Gazeteci-yazar Murat Yetkin, Cumhurbaşkanı Recep Tayyip Erdoğan'ın ABD Başkanı Donald Trump'ı eleştirmemesini "Trump orucu" olarak adlandırdı ve "Demek ki koşullar normal değil" analizini yaptı.
ABD Başkanı Trump'ın Beyaz Saray'a ilk olarak İsrail Başbakanı Binyamin Netanyahu'yu davet ettiğine ve Erdoğan'ın Trump'a "dostum" diye hitâp etmesine vurgu yapan Yetkin, Türk-Amerikan ilişkilerinde Gazze planı yankılarının neden olduğu seyri şöyle anlattı:
"Ankara’dan ilk sert tepki TBMM Başkanı Numan Kurtulmuş’tan geldi. Ancak ardından Dışişleri Bakanı Hakan Fidan, Anadolu Ajansına Trump’ın bu teklifinin kabul edilemeyeceğini, 'tartışılmasının bile yanlış' olduğunu söyledi. Aynı gün, 5 Şubat Erdoğan, Beştepe’de Almanya Cumhurbaşkanı Frank-Walter Steinmeier’le görüşüyordu. Ortak basın açıklamasında Steinmeier, Alman diplomatik standartlarına göre sert sayılabilecek bir tonda, Trump’ın 'Filistinlileri, Gazze Şeridi’nden göç ettirmek veya sürgüne gönderme yönündeki önerilerin büyük endişe ve korkuya neden olduğunu, bunun ABD ile öncelikli görüşme konusu olduğunu' söyledi.
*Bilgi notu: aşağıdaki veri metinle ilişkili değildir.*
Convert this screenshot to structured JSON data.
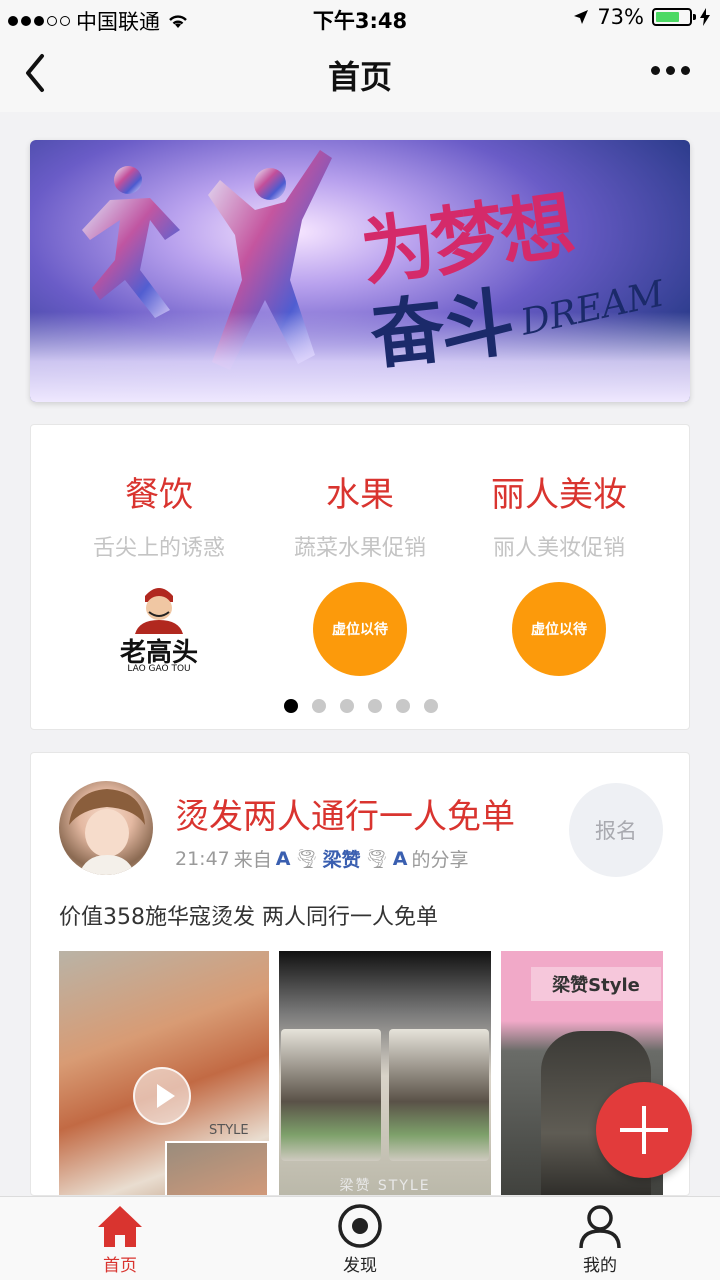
{
  "status_bar": {
    "carrier": "中国联通",
    "time": "下午3:48",
    "battery_percent": "73%",
    "battery_level": 0.73
  },
  "nav": {
    "title": "首页",
    "back_icon": "chevron-left-icon",
    "more_icon": "more-dots-icon"
  },
  "banner": {
    "line1": "为梦想",
    "line2": "奋斗",
    "english": "DREAM"
  },
  "categories": [
    {
      "title": "餐饮",
      "subtitle": "舌尖上的诱惑",
      "logo_text": "老高头",
      "logo_sub": "LAO GAO TOU"
    },
    {
      "title": "水果",
      "subtitle": "蔬菜水果促销",
      "placeholder": "虚位以待"
    },
    {
      "title": "丽人美妆",
      "subtitle": "丽人美妆促销",
      "placeholder": "虚位以待"
    }
  ],
  "pager": {
    "count": 6,
    "active": 0
  },
  "post": {
    "title": "烫发两人通行一人免单",
    "time": "21:47",
    "from_prefix": "来自",
    "user_a": "A",
    "user_name": "梁赞",
    "user_b": "A",
    "share_suffix": "的分享",
    "join_label": "报名",
    "description": "价值358施华寇烫发 两人同行一人免单",
    "photo1_watermark": "STYLE",
    "photo2_label": "梁赞 STYLE",
    "photo3_label": "梁赞Style"
  },
  "tabs": [
    {
      "label": "首页",
      "icon": "home-icon",
      "active": true
    },
    {
      "label": "发现",
      "icon": "discover-icon",
      "active": false
    },
    {
      "label": "我的",
      "icon": "profile-icon",
      "active": false
    }
  ],
  "colors": {
    "accent": "#d9342f",
    "placeholder": "#fc9a0b",
    "fab": "#e23b3b"
  }
}
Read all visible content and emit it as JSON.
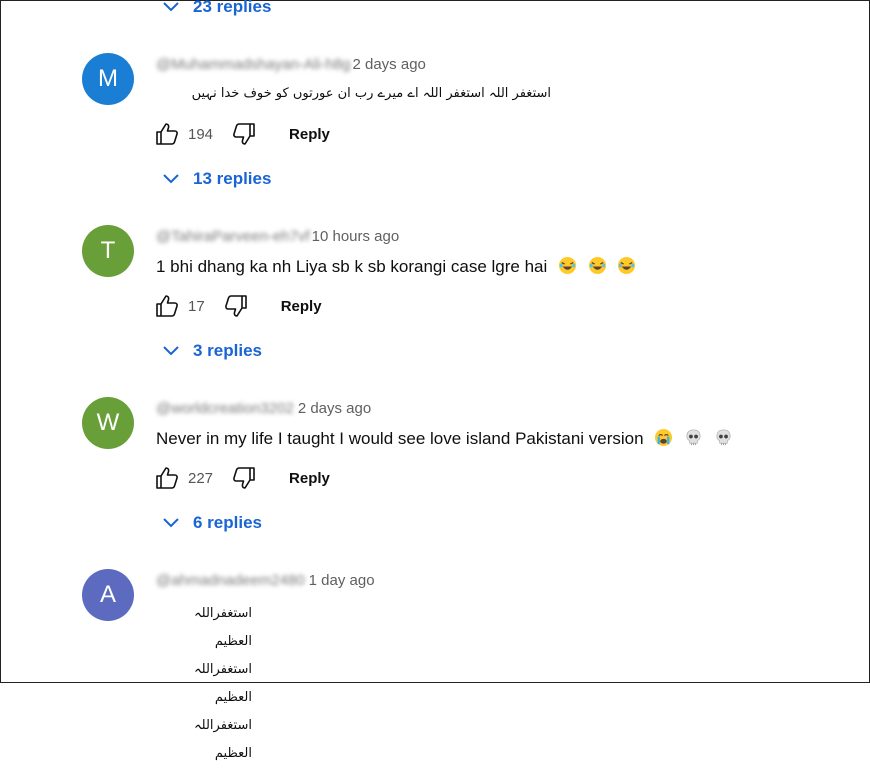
{
  "top_replies": {
    "label": "23 replies"
  },
  "comments": [
    {
      "avatar_letter": "M",
      "avatar_color": "#1a7fd4",
      "handle": "@Muhammadshayan-Ali-h8g",
      "time": "2 days ago",
      "text": "استغفر اللہ استغفر اللہ اے میرے رب ان عورتوں کو خوف خدا نہیں",
      "likes": "194",
      "reply_label": "Reply",
      "replies_label": "13 replies"
    },
    {
      "avatar_letter": "T",
      "avatar_color": "#689f38",
      "handle": "@TahiraParveen-eh7vf",
      "time": "10 hours ago",
      "text": "1 bhi dhang ka nh Liya sb k sb korangi case lgre hai",
      "emojis": [
        "laughing-emoji",
        "laughing-emoji",
        "laughing-emoji"
      ],
      "likes": "17",
      "reply_label": "Reply",
      "replies_label": "3 replies"
    },
    {
      "avatar_letter": "W",
      "avatar_color": "#689f38",
      "handle": "@worldcreation3202",
      "time": "2 days ago",
      "text": "Never in my life I taught I would see love island Pakistani version",
      "emojis": [
        "crying-emoji",
        "skull-emoji",
        "skull-emoji"
      ],
      "likes": "227",
      "reply_label": "Reply",
      "replies_label": "6 replies"
    },
    {
      "avatar_letter": "A",
      "avatar_color": "#5c6bc0",
      "handle": "@ahmadnadeem2480",
      "time": "1 day ago",
      "lines": [
        "استغفراللہ العظیم",
        "استغفراللہ العظیم",
        "استغفراللہ العظیم"
      ]
    }
  ]
}
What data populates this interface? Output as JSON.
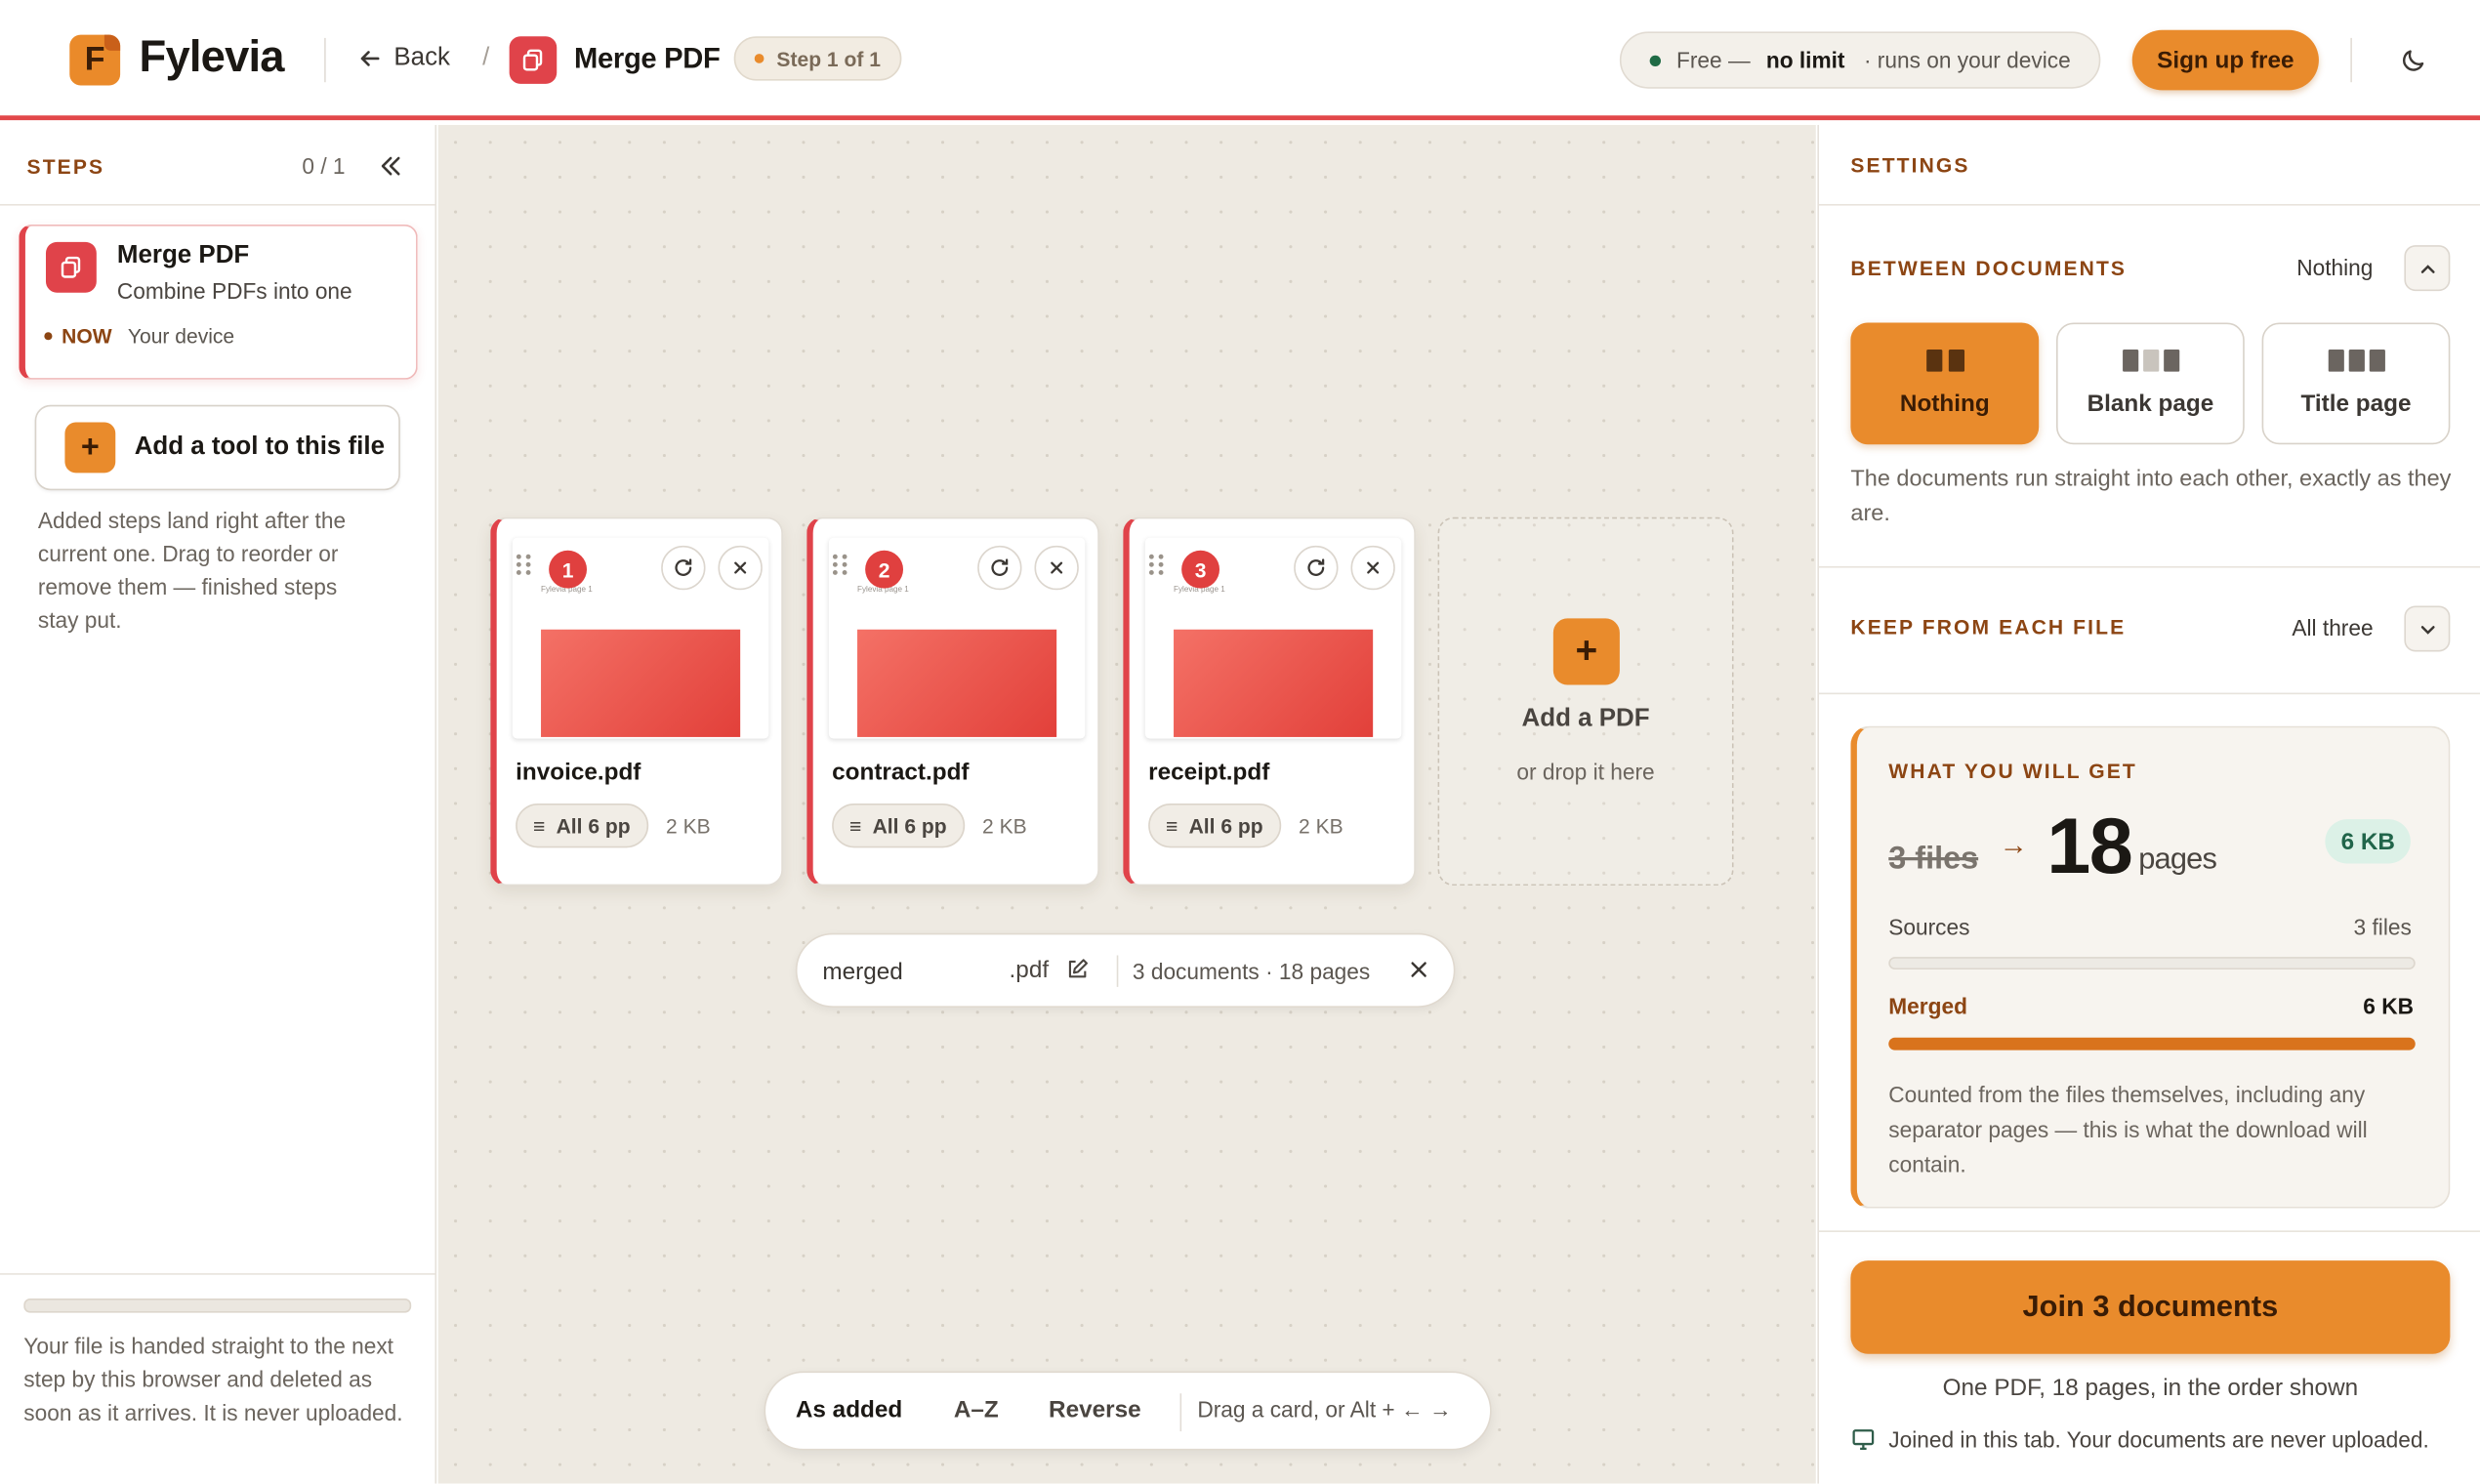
{
  "app": {
    "name": "Fylevia",
    "logo_letter": "F",
    "accent": "#e98b2c",
    "tool_red": "#e0434a"
  },
  "header": {
    "back_label": "Back",
    "tool_title": "Merge PDF",
    "step_pill": "Step 1 of 1",
    "status_free": "Free —",
    "status_limit": "no limit",
    "status_device": "· runs on your device",
    "signup_label": "Sign up free",
    "theme_icon": "moon-icon"
  },
  "left": {
    "label": "STEPS",
    "count": "0 / 1",
    "step": {
      "title": "Merge PDF",
      "subtitle": "Combine PDFs into one",
      "when": "NOW",
      "where": "Your device"
    },
    "add_tool_label": "Add a tool to this file",
    "add_tool_help": "Added steps land right after the current one. Drag to reorder or remove them — finished steps stay put.",
    "footer_note": "Your file is handed straight to the next step by this browser and deleted as soon as it arrives. It is never uploaded."
  },
  "canvas": {
    "files": [
      {
        "num": "1",
        "name": "invoice.pdf",
        "pages": "All 6 pp",
        "size": "2 KB",
        "thumb_caption": "Fylevia page 1"
      },
      {
        "num": "2",
        "name": "contract.pdf",
        "pages": "All 6 pp",
        "size": "2 KB",
        "thumb_caption": "Fylevia page 1"
      },
      {
        "num": "3",
        "name": "receipt.pdf",
        "pages": "All 6 pp",
        "size": "2 KB",
        "thumb_caption": "Fylevia page 1"
      }
    ],
    "add_pdf": {
      "title": "Add a PDF",
      "subtitle": "or drop it here"
    },
    "output": {
      "name": "merged",
      "ext": ".pdf",
      "summary": "3 documents · 18 pages"
    },
    "sort": {
      "options": [
        "As added",
        "A–Z",
        "Reverse"
      ],
      "selected": "As added",
      "hint": "Drag a card, or Alt + ← →"
    }
  },
  "settings": {
    "label": "SETTINGS",
    "between": {
      "label": "BETWEEN DOCUMENTS",
      "value": "Nothing",
      "options": [
        "Nothing",
        "Blank page",
        "Title page"
      ],
      "selected": "Nothing",
      "help": "The documents run straight into each other, exactly as they are."
    },
    "keep": {
      "label": "KEEP FROM EACH FILE",
      "value": "All three"
    },
    "result": {
      "label": "WHAT YOU WILL GET",
      "from": "3 files",
      "pages_num": "18",
      "pages_unit": "pages",
      "size_badge": "6 KB",
      "sources_label": "Sources",
      "sources_value": "3 files",
      "merged_label": "Merged",
      "merged_value": "6 KB",
      "merged_fill": 1.0,
      "note": "Counted from the files themselves, including any separator pages — this is what the download will contain."
    },
    "join_label": "Join 3 documents",
    "join_sub": "One PDF, 18 pages, in the order shown",
    "privacy": "Joined in this tab. Your documents are never uploaded."
  }
}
Erdoğan ise Trump’ın bu akıl dışı önerisine doğrudan değinmedi bile, tartışıp tepki göstermeye değer bulmadı. İnanmayan Cumhurbaşkanlığı internet sayfasına bu bağlantıdan bakabilir."
"Dikkatimi çeken Trump'ın Türkiye ve Erdoğan'a laf etmemesi"
Deva Partisi lideri Ali Babacan'ın, Erdoğan'ın, Beyaz Saray'dan davet alabilmek için doğrudan Trump'ı hedef almadığını düşündüğünü aktaran Yetkin, "Dikkatimi çeken bu süreçte herkese laf söyleyen, neredeyse sataşmadığı ülke ve kurum kalmayan Trump’ın Türkiye ve Erdoğan’a laf etmemesi." dedi ve "Trump orucu Suriye konusunda bir bekleyişten, devlet katında verilmiş bir 'sabretme kararından' mı kaynaklanıyor?" diye sordu.
"Bu düzeyde konu doğrudan Türkiye’nin iç işleriyle, MHP lideri Devlet Bahçeli’nin başlattığı 'Öcalan Açılımı' ile bağlantılı görünüyor. Aynı şekilde Suriye’nin Ahmed Şara liderliğinde yeniden yapılanması görüşmeleriyle de bağlantılı" diyen Yetkin, yazısını "Süreç uzadıkça hem Erdoğan’a eleştiriler artabilir hem Erdoğan’ın sabrı zorlanabilir. Hassas bir süreç." analiziyle sonlandırdı.